Sono state «sacrificate», sono state considerate «manodopera gratuita». C’è stato poco rispetto verso i loro pensieri, le loro parole. Faccio un esempio traendolo dalla letteratura, perché questo è il mio campo: non sono stati fatti circolare bellissimi testi scritti dalle donne credenti, dalle monache o dalle martiri. Una di queste è Vibia Perpetua, una martire cristiana, che io non conoscevo prima di scrivere questo libro su Chiara. Nel III secolo dopo Cristo, a Cartagine, Vibia abbandonò marito e figlioletto ancora lattante e andò incontro al martirio inflittole dai romani. Se avesse rinnegato la fede cristiana, si sarebbe salvata, ma lei non lo fece e durante i mesi di prigionia tenne un diario, poche pagine straordinarie che oggi, per iniziativa laica, possiamo leggere (La passione di Perpetua e Felicita, Bur 2008). In esse Vibia parla del figlioletto, del padre che va a trovarla in prigione, e anche di come lei abbia potuto allattare il suo bambino e tenerlo con sé in carcere. Quando aveva il suo piccolo con sé, la prigione diventava per lei un palazzo, il luogo migliore del mondo. Mi chiedo perché la Chiesa non abbia fatto conoscere questi bellissimi testi di letteratura cristiana.

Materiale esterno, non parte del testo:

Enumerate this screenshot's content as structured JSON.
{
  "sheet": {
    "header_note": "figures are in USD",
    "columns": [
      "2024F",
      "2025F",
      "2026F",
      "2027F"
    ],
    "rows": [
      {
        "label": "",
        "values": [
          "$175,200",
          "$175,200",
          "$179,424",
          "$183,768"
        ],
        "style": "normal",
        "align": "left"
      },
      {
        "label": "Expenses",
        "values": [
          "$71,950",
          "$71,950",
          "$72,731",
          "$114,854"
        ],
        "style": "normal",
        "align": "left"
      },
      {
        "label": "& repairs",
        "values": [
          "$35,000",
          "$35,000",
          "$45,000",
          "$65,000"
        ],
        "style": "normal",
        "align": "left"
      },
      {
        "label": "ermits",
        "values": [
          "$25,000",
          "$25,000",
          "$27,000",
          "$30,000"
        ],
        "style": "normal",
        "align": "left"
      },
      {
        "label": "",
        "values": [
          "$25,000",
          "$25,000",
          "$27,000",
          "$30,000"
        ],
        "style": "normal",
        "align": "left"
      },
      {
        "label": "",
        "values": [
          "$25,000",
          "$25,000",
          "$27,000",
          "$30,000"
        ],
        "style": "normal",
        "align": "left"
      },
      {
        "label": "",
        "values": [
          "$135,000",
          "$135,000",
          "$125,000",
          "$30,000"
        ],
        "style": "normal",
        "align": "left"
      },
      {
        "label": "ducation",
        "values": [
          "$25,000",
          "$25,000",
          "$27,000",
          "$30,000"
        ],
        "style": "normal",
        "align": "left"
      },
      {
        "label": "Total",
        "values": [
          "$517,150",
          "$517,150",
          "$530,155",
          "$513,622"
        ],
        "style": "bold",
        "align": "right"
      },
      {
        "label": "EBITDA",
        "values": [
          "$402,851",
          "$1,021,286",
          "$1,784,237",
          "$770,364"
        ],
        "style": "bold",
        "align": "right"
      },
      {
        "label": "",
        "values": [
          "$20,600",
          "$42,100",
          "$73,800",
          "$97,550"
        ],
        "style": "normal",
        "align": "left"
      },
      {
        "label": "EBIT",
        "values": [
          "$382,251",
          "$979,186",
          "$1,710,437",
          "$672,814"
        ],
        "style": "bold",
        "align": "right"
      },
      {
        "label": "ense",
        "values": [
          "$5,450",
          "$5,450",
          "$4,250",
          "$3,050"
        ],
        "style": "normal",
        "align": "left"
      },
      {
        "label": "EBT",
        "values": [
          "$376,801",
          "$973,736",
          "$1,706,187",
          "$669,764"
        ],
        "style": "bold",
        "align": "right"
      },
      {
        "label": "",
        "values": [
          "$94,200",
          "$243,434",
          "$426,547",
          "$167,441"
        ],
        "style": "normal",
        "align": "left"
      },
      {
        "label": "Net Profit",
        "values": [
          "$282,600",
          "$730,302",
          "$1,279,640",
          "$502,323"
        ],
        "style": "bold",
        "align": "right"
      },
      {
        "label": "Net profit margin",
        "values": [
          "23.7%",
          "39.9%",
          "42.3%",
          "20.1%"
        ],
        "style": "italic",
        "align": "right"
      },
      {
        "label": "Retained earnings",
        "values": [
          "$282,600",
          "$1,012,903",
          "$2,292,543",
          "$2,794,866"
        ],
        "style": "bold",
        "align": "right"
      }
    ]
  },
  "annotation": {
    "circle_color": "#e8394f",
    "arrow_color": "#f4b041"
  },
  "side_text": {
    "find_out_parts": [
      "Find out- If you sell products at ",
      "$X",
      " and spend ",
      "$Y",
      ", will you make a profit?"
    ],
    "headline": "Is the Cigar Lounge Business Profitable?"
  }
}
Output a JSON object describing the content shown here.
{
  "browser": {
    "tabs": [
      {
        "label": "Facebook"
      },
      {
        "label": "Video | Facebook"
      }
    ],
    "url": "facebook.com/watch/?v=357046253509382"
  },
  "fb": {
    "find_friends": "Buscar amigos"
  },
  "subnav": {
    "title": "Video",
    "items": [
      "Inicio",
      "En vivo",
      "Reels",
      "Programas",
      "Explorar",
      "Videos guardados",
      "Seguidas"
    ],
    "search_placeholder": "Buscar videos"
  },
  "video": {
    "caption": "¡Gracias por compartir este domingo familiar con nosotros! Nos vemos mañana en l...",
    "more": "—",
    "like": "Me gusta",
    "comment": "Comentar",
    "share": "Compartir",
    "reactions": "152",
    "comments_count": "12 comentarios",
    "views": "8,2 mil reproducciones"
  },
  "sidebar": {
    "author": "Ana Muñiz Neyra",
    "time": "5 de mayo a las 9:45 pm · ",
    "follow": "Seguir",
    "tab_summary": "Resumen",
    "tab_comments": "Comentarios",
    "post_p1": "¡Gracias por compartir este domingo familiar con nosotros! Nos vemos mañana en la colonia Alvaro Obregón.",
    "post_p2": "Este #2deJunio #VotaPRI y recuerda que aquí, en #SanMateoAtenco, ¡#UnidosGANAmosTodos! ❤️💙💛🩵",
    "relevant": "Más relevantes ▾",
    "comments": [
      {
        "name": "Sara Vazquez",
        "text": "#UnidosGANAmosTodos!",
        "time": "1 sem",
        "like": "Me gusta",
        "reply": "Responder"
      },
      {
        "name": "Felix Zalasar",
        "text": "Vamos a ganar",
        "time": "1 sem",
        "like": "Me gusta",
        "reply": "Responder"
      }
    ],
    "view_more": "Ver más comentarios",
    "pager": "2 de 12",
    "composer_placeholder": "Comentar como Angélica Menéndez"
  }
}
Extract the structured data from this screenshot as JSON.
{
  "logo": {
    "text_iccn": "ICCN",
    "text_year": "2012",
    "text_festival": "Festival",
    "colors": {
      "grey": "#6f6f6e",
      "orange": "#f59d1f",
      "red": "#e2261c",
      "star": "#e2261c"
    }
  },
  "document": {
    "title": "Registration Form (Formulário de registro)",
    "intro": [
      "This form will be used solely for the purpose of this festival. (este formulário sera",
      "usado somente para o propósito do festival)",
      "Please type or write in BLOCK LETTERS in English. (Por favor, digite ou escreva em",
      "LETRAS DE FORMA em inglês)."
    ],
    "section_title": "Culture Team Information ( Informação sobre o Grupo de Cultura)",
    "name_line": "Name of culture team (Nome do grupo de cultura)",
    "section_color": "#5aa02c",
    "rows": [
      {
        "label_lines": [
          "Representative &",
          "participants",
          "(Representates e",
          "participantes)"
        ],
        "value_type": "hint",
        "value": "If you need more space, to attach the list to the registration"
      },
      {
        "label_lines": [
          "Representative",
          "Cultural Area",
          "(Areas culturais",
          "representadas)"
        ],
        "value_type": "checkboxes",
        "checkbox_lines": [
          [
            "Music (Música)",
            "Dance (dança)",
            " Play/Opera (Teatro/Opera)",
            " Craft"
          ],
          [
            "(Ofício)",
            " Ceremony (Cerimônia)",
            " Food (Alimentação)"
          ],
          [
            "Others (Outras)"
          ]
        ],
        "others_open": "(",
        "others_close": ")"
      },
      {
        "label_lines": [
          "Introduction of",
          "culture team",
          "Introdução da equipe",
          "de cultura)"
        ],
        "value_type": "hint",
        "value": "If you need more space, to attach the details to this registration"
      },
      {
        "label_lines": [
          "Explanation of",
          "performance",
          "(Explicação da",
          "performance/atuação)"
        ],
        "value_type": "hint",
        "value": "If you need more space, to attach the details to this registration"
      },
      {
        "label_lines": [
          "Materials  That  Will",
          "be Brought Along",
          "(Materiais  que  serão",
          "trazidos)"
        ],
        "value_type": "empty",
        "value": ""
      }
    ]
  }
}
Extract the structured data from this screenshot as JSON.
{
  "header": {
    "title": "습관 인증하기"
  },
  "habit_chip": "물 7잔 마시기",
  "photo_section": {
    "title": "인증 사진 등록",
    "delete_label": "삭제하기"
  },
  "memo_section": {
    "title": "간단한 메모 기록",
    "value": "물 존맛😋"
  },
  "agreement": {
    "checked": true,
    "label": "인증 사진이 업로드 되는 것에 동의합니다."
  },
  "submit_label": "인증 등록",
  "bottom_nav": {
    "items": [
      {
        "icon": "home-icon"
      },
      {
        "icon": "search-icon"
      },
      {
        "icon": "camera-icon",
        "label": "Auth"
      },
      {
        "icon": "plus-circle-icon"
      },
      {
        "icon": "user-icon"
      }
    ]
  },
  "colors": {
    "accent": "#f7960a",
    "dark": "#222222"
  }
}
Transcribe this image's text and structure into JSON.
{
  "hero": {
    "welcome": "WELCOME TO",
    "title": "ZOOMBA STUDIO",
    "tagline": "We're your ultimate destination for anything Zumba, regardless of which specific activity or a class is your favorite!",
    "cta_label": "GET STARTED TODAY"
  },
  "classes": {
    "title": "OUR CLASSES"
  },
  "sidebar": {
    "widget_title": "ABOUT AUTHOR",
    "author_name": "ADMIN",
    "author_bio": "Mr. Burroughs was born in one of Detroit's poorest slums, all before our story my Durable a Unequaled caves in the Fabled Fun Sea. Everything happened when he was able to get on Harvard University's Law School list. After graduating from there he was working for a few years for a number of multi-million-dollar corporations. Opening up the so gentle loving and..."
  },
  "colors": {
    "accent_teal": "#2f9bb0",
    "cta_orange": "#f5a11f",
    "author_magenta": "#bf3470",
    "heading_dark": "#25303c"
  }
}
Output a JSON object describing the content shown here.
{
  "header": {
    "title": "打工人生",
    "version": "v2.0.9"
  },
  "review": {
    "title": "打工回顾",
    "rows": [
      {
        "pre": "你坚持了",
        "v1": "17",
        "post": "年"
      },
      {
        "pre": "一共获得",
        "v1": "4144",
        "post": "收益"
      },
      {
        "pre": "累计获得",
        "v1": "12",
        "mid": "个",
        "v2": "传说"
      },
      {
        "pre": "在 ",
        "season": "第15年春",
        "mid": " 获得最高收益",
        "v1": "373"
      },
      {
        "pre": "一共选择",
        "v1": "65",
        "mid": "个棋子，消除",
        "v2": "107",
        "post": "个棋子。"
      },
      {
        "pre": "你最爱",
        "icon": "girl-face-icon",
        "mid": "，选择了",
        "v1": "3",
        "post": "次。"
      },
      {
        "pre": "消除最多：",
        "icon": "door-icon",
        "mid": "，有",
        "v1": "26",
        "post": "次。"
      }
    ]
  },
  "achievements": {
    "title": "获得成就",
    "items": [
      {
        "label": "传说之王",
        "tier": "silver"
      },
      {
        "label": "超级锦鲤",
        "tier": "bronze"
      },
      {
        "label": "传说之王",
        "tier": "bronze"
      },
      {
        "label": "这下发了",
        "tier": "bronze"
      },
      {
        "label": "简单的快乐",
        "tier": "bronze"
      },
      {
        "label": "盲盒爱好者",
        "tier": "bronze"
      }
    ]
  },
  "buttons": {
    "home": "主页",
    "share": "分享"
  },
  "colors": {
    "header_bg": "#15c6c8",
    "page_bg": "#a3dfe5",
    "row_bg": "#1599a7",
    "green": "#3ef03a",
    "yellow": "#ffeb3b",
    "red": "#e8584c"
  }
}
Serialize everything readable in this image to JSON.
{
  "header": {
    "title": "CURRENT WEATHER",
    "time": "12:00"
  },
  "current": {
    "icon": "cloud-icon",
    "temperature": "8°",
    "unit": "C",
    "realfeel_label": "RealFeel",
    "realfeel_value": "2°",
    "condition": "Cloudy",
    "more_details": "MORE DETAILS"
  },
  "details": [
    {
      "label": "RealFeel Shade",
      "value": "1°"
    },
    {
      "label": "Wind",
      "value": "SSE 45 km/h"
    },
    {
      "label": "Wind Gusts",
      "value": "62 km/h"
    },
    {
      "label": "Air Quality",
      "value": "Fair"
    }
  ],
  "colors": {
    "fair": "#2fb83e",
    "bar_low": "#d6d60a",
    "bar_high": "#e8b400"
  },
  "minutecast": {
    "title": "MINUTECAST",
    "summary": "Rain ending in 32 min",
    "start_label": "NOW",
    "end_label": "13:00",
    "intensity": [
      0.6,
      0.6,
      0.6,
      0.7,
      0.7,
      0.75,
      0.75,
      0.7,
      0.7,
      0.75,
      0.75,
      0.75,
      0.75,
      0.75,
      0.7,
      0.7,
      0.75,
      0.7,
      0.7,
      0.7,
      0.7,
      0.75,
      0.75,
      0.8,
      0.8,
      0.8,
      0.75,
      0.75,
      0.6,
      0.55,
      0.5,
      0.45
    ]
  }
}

Con gli ultimi Pontefici c’è stato nella Chiesa un passo avanti nel riconoscimento delle donne e del genio femminile?
Soprattutto papa Francesco, direi, sta dando degli esempi di modernità e anche di chiarezza. Mi piace molto quello che sta facendo sulla trasparenza, perché quello che mancava nella Chiesa moderna era proprio la trasparenza.

Ci potrebbe essere una «teologia al femminile»?
Se parliamo di una teologia che rifletta gli interessi e il pensiero delle donne sì.

E quel «Dio Madre» di cui lei parla?
«Dio Madre» esiste. Non l’ho inventata io. Nel primo cristianesimo era una figura che faceva parte dell’immaginario collettivo, poi è stata cancellata perfino dalle grandi immagini simboliche. Secondo me, andrebbe riscoperta.

Nella sua famiglia ci sono importanti figure femminili. A cominciare dalle nonne, per esempio…
Mia nonna paterna, Yoi Crosse, ha lasciato la famiglia e se ne è andata da sola, col sacco in spalla, in giro per il mondo. Era una persona molto coraggiosa. Ho molte donne nella tradizione familiare che costituiscono dei grandi esempi di coraggio, di autonomia. Mia madre, per esempio, ha accettato di andare in campo di concentramento a morire di fame, pur di non rinnegare le proprie idee antifasciste...
  

Biografia
 

Dacia Maraini nasce a Fiesole (FI). La madre Topazia appartiene a un’antica famiglia siciliana, gli Alliata di Salaparuta. Il padre, Fosco Maraini, è un famoso etnologo. La famiglia si trasferisce in Giappone nel ‘38 per motivi di studio del padre. Avendo rifiutato di firmare l’adesione alla Repubblica di Salò, i coniugi Maraini vengono internati, insieme con le tre figlie, per due anni in un campo di concentramento a Nagoya. Rientrati in Italia, si trasferiscono in Sicilia, a Bagheria (PA). Nel 1962 Dacia pubblica il suo primo romanzo: da allora a oggi le sue opere sono moltissime e tradotte in 25 lingue. La Lunga vita di Marianna Ucrìa (1990) ha vinto, tra i molti premi, il Campiello. Buio (1999) il Premio Strega. Nel 2012 Dacia Mariani ha ottenuto il Premio Campiello alla carriera. Dal 1967 a oggi, Dacia Maraini ha scritto più di trenta opere teatrali, tuttora rappresentate in Europa e in America. Da poco ha pubblicato Chiara d’Assisi. Elogio della disobbedienza.